Libero, 24 dicembre 2017
Nelle carceri italiane i secondini stanno peggio degli ergastolani
«Garantire la speranza è il nostro compito» è il motto della polizia penitenziaria. Una speranza che spesso risulta assente nelle carceri italiane e nei cuori di chi ci vive sia come detenuto che come agente. Dal 2011 ad oggi 48 appartenenti al corpo di polizia penitenziaria, uno dei quattro corpi di polizia dello Stato italiano, si sono tolti la vita, una media di 8 suicidi ogni 12 mesi. L’ultimo tragico episodio risale al 9 dicembre, quando un assistente capo di 51 anni verso le 3 di notte si è ucciso con l’arma di ordinanza nella portineria del carcere di Tolmezzo, Udine. Quindici giorni prima un altro agente si era ammazzato a Padova, afflitto anche lui da quella sorta di male di vivere che come un virus infetta e non di rado stronca coloro che respirano l’aria asfittica delle galere. Negli ultimi 20 anni le donne e gli uomini della polizia penitenziaria hanno sventato, nelle carceri italiane, più di 19 mila tentati suicidi ed impedito che quasi 145 mila atti di autolesionismo potessero avere nefaste conseguenze.

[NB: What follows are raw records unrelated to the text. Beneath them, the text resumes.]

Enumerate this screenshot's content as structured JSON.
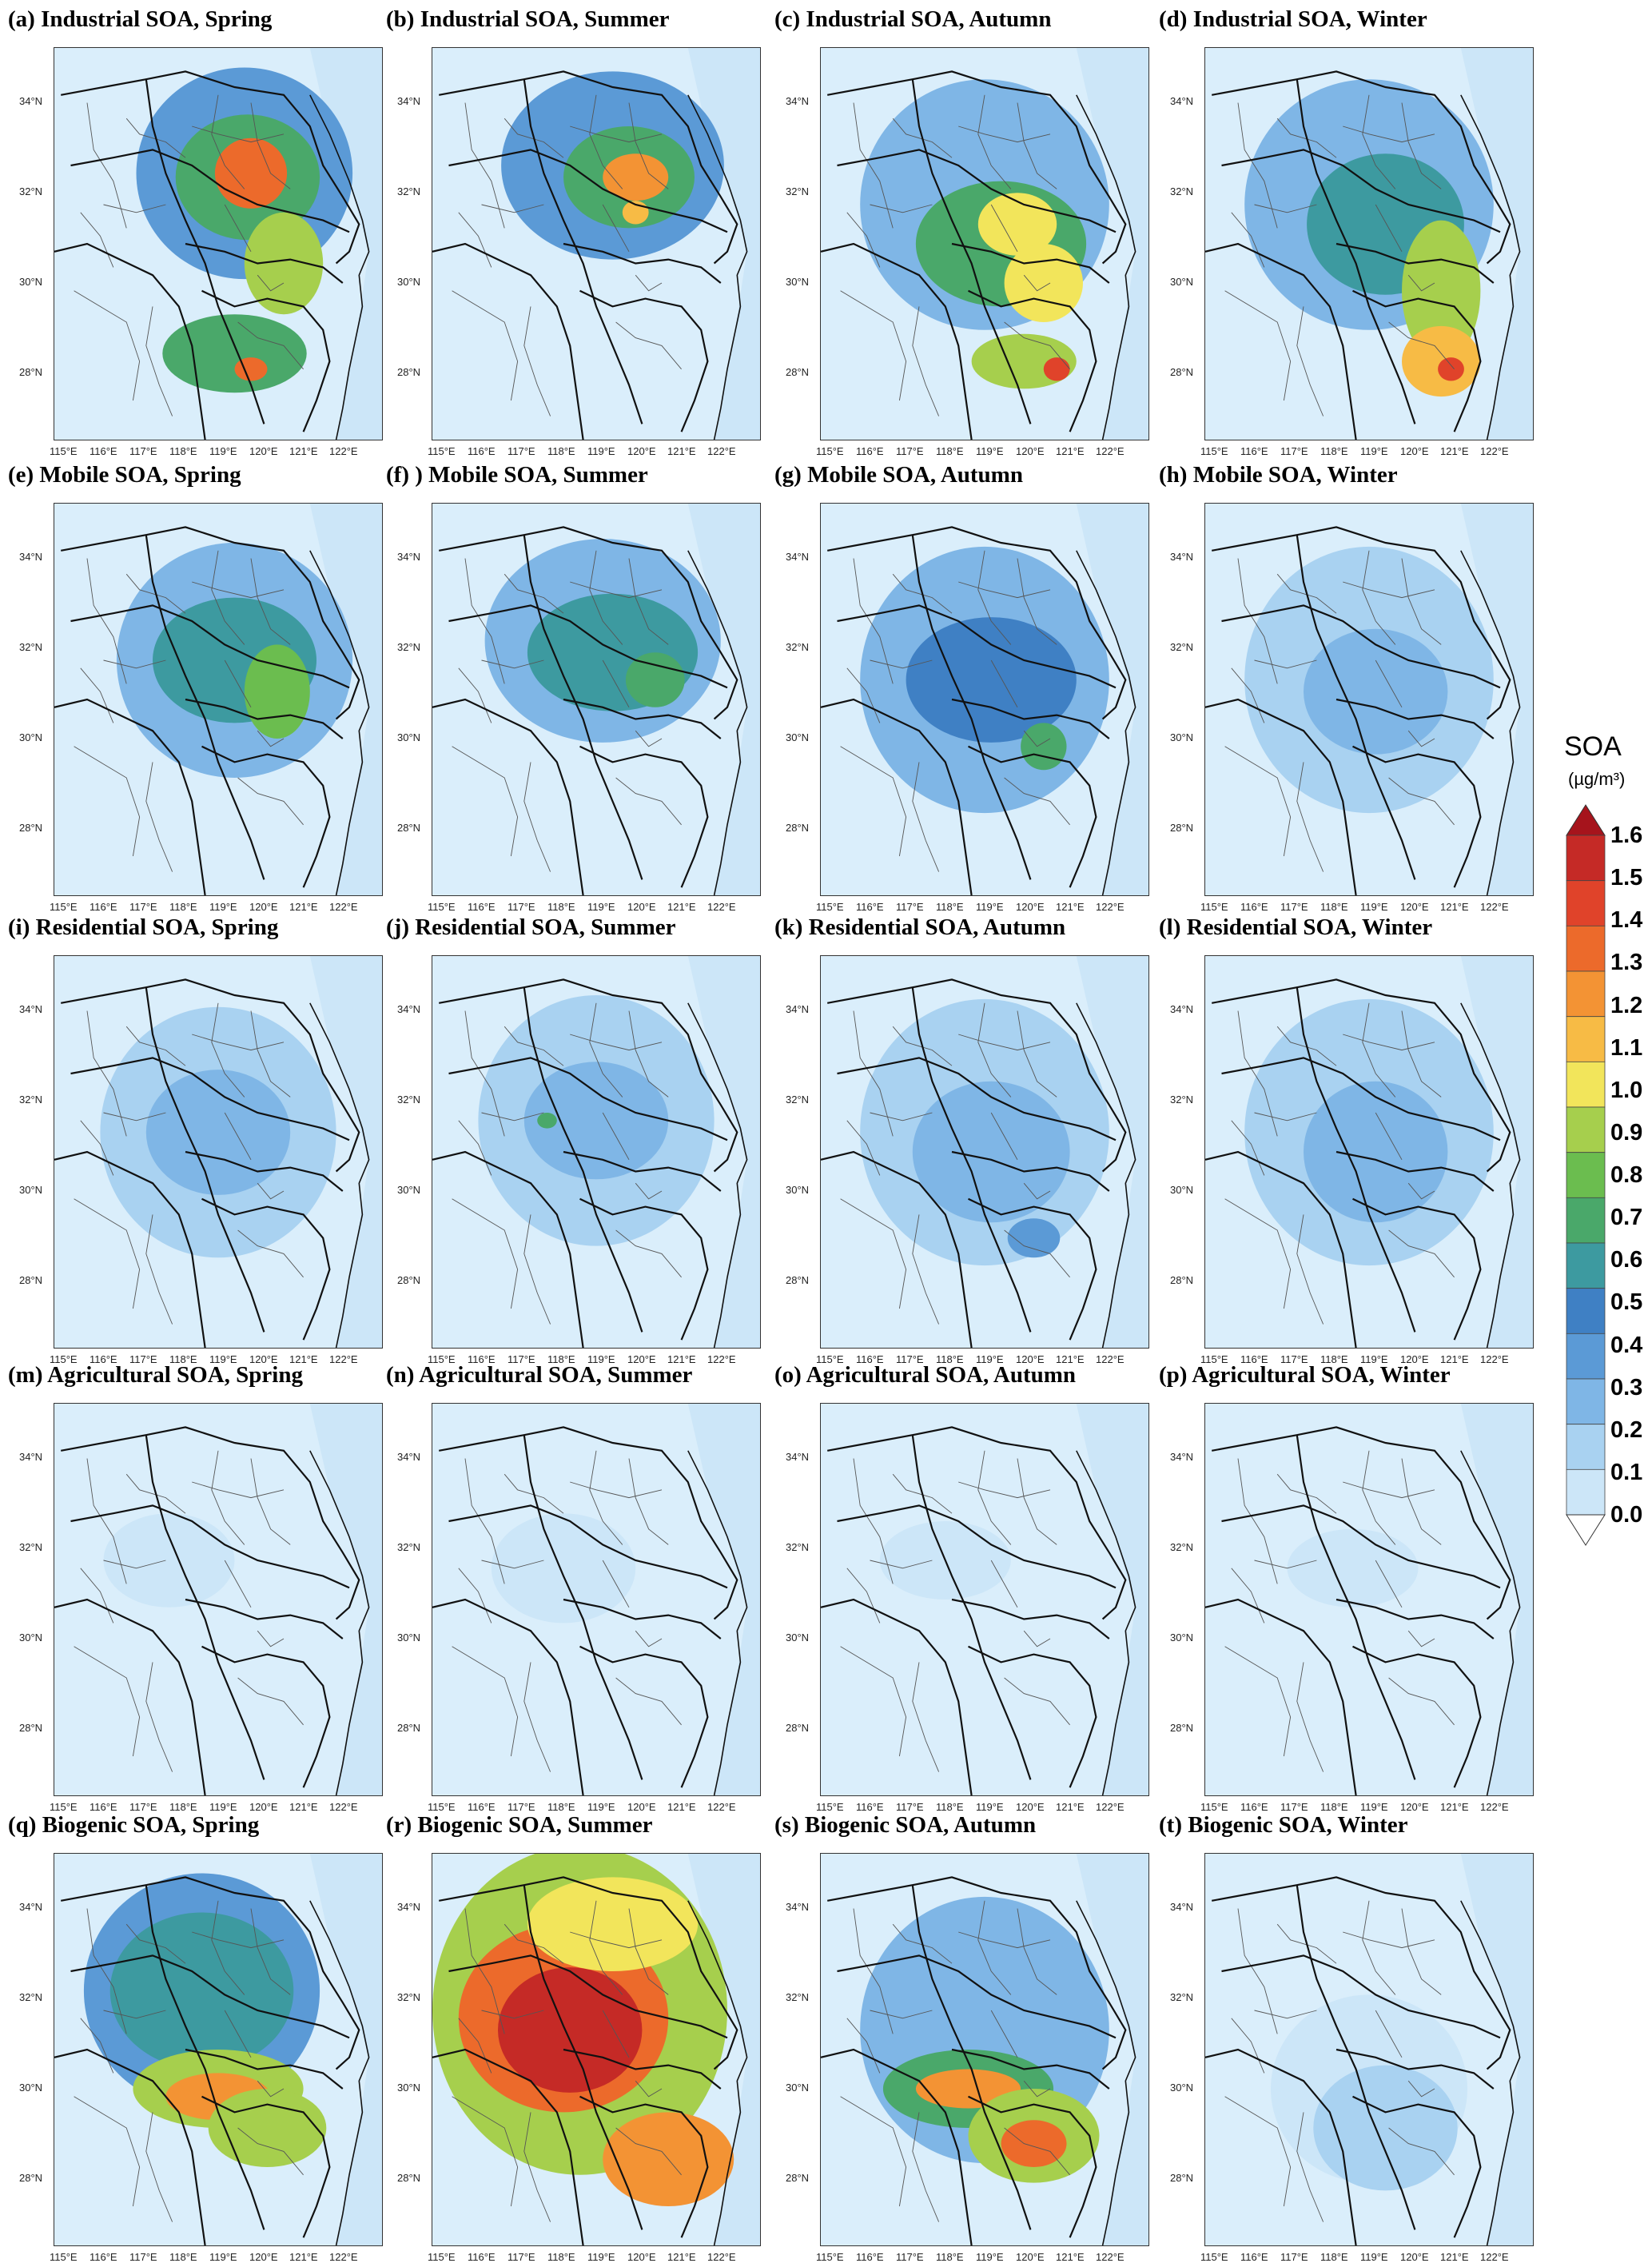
{
  "chart_data": {
    "type": "heatmap",
    "colorbar": {
      "title": "SOA",
      "unit": "(µg/m³)",
      "levels": [
        "0.0",
        "0.1",
        "0.2",
        "0.3",
        "0.4",
        "0.5",
        "0.6",
        "0.7",
        "0.8",
        "0.9",
        "1.0",
        "1.1",
        "1.2",
        "1.3",
        "1.4",
        "1.5",
        "1.6"
      ],
      "colors": [
        "#e6f4fd",
        "#cce6f8",
        "#a9d2f1",
        "#7fb6e6",
        "#5b9ad6",
        "#3f80c4",
        "#3d9aa0",
        "#4aa86a",
        "#6bbd4f",
        "#a6cf4d",
        "#f2e55b",
        "#f7bb45",
        "#f39334",
        "#ec6a2b",
        "#e0432a",
        "#c52a26",
        "#a6141c"
      ]
    },
    "x_ticks": [
      "115°E",
      "116°E",
      "117°E",
      "118°E",
      "119°E",
      "120°E",
      "121°E",
      "122°E"
    ],
    "y_ticks": [
      "34°N",
      "32°N",
      "30°N",
      "28°N"
    ],
    "panels": [
      {
        "title": "(a) Industrial SOA, Spring",
        "blobs": [
          [
            0.58,
            0.32,
            0.33,
            0.27,
            0.45
          ],
          [
            0.59,
            0.33,
            0.22,
            0.16,
            0.75
          ],
          [
            0.6,
            0.32,
            0.11,
            0.09,
            1.35
          ],
          [
            0.7,
            0.55,
            0.12,
            0.13,
            0.95
          ],
          [
            0.55,
            0.78,
            0.22,
            0.1,
            0.75
          ],
          [
            0.6,
            0.82,
            0.05,
            0.03,
            1.3
          ]
        ]
      },
      {
        "title": "(b) Industrial SOA, Summer",
        "blobs": [
          [
            0.55,
            0.3,
            0.34,
            0.24,
            0.4
          ],
          [
            0.6,
            0.33,
            0.2,
            0.13,
            0.7
          ],
          [
            0.62,
            0.33,
            0.1,
            0.06,
            1.25
          ],
          [
            0.62,
            0.42,
            0.04,
            0.03,
            1.1
          ]
        ]
      },
      {
        "title": "(c) Industrial SOA, Autumn",
        "blobs": [
          [
            0.5,
            0.4,
            0.38,
            0.32,
            0.38
          ],
          [
            0.55,
            0.5,
            0.26,
            0.16,
            0.7
          ],
          [
            0.6,
            0.45,
            0.12,
            0.08,
            1.0
          ],
          [
            0.68,
            0.6,
            0.12,
            0.1,
            1.0
          ],
          [
            0.62,
            0.8,
            0.16,
            0.07,
            0.95
          ],
          [
            0.72,
            0.82,
            0.04,
            0.03,
            1.4
          ]
        ]
      },
      {
        "title": "(d) Industrial SOA, Winter",
        "blobs": [
          [
            0.5,
            0.4,
            0.38,
            0.32,
            0.36
          ],
          [
            0.55,
            0.45,
            0.24,
            0.18,
            0.62
          ],
          [
            0.72,
            0.62,
            0.12,
            0.18,
            0.98
          ],
          [
            0.72,
            0.8,
            0.12,
            0.09,
            1.1
          ],
          [
            0.75,
            0.82,
            0.04,
            0.03,
            1.4
          ]
        ]
      },
      {
        "title": "(e) Mobile SOA, Spring",
        "blobs": [
          [
            0.55,
            0.4,
            0.36,
            0.3,
            0.38
          ],
          [
            0.55,
            0.4,
            0.25,
            0.16,
            0.62
          ],
          [
            0.68,
            0.48,
            0.1,
            0.12,
            0.85
          ]
        ]
      },
      {
        "title": "(f) ) Mobile SOA, Summer",
        "blobs": [
          [
            0.52,
            0.35,
            0.36,
            0.26,
            0.36
          ],
          [
            0.55,
            0.38,
            0.26,
            0.15,
            0.6
          ],
          [
            0.68,
            0.45,
            0.09,
            0.07,
            0.78
          ]
        ]
      },
      {
        "title": "(g) Mobile SOA, Autumn",
        "blobs": [
          [
            0.5,
            0.45,
            0.38,
            0.34,
            0.32
          ],
          [
            0.52,
            0.45,
            0.26,
            0.16,
            0.5
          ],
          [
            0.68,
            0.62,
            0.07,
            0.06,
            0.7
          ]
        ]
      },
      {
        "title": "(h) Mobile SOA, Winter",
        "blobs": [
          [
            0.5,
            0.45,
            0.38,
            0.34,
            0.26
          ],
          [
            0.52,
            0.48,
            0.22,
            0.16,
            0.36
          ]
        ]
      },
      {
        "title": "(i) Residential SOA, Spring",
        "blobs": [
          [
            0.5,
            0.45,
            0.36,
            0.32,
            0.24
          ],
          [
            0.5,
            0.45,
            0.22,
            0.16,
            0.33
          ]
        ]
      },
      {
        "title": "(j) Residential SOA, Summer",
        "blobs": [
          [
            0.5,
            0.42,
            0.36,
            0.32,
            0.23
          ],
          [
            0.5,
            0.42,
            0.22,
            0.15,
            0.33
          ],
          [
            0.35,
            0.42,
            0.03,
            0.02,
            0.7
          ]
        ]
      },
      {
        "title": "(k) Residential SOA, Autumn",
        "blobs": [
          [
            0.5,
            0.45,
            0.38,
            0.34,
            0.24
          ],
          [
            0.52,
            0.5,
            0.24,
            0.18,
            0.34
          ],
          [
            0.65,
            0.72,
            0.08,
            0.05,
            0.48
          ]
        ]
      },
      {
        "title": "(l) Residential SOA, Winter",
        "blobs": [
          [
            0.5,
            0.45,
            0.38,
            0.34,
            0.22
          ],
          [
            0.52,
            0.5,
            0.22,
            0.18,
            0.32
          ]
        ]
      },
      {
        "title": "(m) Agricultural SOA, Spring",
        "blobs": [
          [
            0.35,
            0.4,
            0.2,
            0.12,
            0.13
          ]
        ]
      },
      {
        "title": "(n) Agricultural SOA, Summer",
        "blobs": [
          [
            0.4,
            0.42,
            0.22,
            0.14,
            0.13
          ]
        ]
      },
      {
        "title": "(o) Agricultural SOA, Autumn",
        "blobs": [
          [
            0.38,
            0.4,
            0.2,
            0.1,
            0.12
          ]
        ]
      },
      {
        "title": "(p) Agricultural SOA, Winter",
        "blobs": [
          [
            0.45,
            0.42,
            0.2,
            0.1,
            0.12
          ]
        ]
      },
      {
        "title": "(q) Biogenic SOA, Spring",
        "blobs": [
          [
            0.45,
            0.35,
            0.36,
            0.3,
            0.42
          ],
          [
            0.45,
            0.35,
            0.28,
            0.2,
            0.6
          ],
          [
            0.5,
            0.6,
            0.26,
            0.1,
            0.98
          ],
          [
            0.5,
            0.62,
            0.16,
            0.06,
            1.25
          ],
          [
            0.65,
            0.7,
            0.18,
            0.1,
            0.9
          ]
        ]
      },
      {
        "title": "(r) Biogenic SOA, Summer",
        "blobs": [
          [
            0.45,
            0.4,
            0.45,
            0.42,
            0.95
          ],
          [
            0.4,
            0.42,
            0.32,
            0.24,
            1.35
          ],
          [
            0.42,
            0.45,
            0.22,
            0.16,
            1.58
          ],
          [
            0.72,
            0.78,
            0.2,
            0.12,
            1.2
          ],
          [
            0.55,
            0.18,
            0.26,
            0.12,
            1.05
          ]
        ]
      },
      {
        "title": "(s) Biogenic SOA, Autumn",
        "blobs": [
          [
            0.5,
            0.45,
            0.38,
            0.34,
            0.3
          ],
          [
            0.45,
            0.6,
            0.26,
            0.1,
            0.7
          ],
          [
            0.45,
            0.6,
            0.16,
            0.05,
            1.2
          ],
          [
            0.65,
            0.72,
            0.2,
            0.12,
            0.95
          ],
          [
            0.65,
            0.74,
            0.1,
            0.06,
            1.3
          ]
        ]
      },
      {
        "title": "(t) Biogenic SOA, Winter",
        "blobs": [
          [
            0.5,
            0.6,
            0.3,
            0.24,
            0.16
          ],
          [
            0.55,
            0.7,
            0.22,
            0.16,
            0.26
          ]
        ]
      }
    ]
  }
}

Ma – parafrasando la celebre locuzione latina tratta da una satira di Giovenale – “quis custodiet ipsos custodes?”, ossia “chi sorveglierà i sorveglianti stessi?”. Nessuno sembra curarsi di loro e la lista dei morti si allunga di mese in mese, come fosse un bollettino di guerra. Gli istituti penitenziari italiani sono grandi calderoni in cui individui che hanno compiuto reati di varia natura, che hanno culture e nazionalità diverse, problematiche diversificate di salute sia fisica che mentale, che sono in attesa di giudizio o già stati condannati in via definitiva, si trovano costretti nello spazio angusto di una cella in cui manca tutto, dall’acqua calda a materassi adeguati. Più che luoghi di rieducazione sembrano luoghi di tortura, in cui la sofferenza è ineludibile e dove la scelta della devianza non viene abbandonata, bensì consolidata. Queste condizioni vengono patite anche dai poliziotti che vivono e lavorano negli istituti di pena. Essi, quando decidono di togliersi la vita, muoiono di carcere. Si tratta di morti bianche.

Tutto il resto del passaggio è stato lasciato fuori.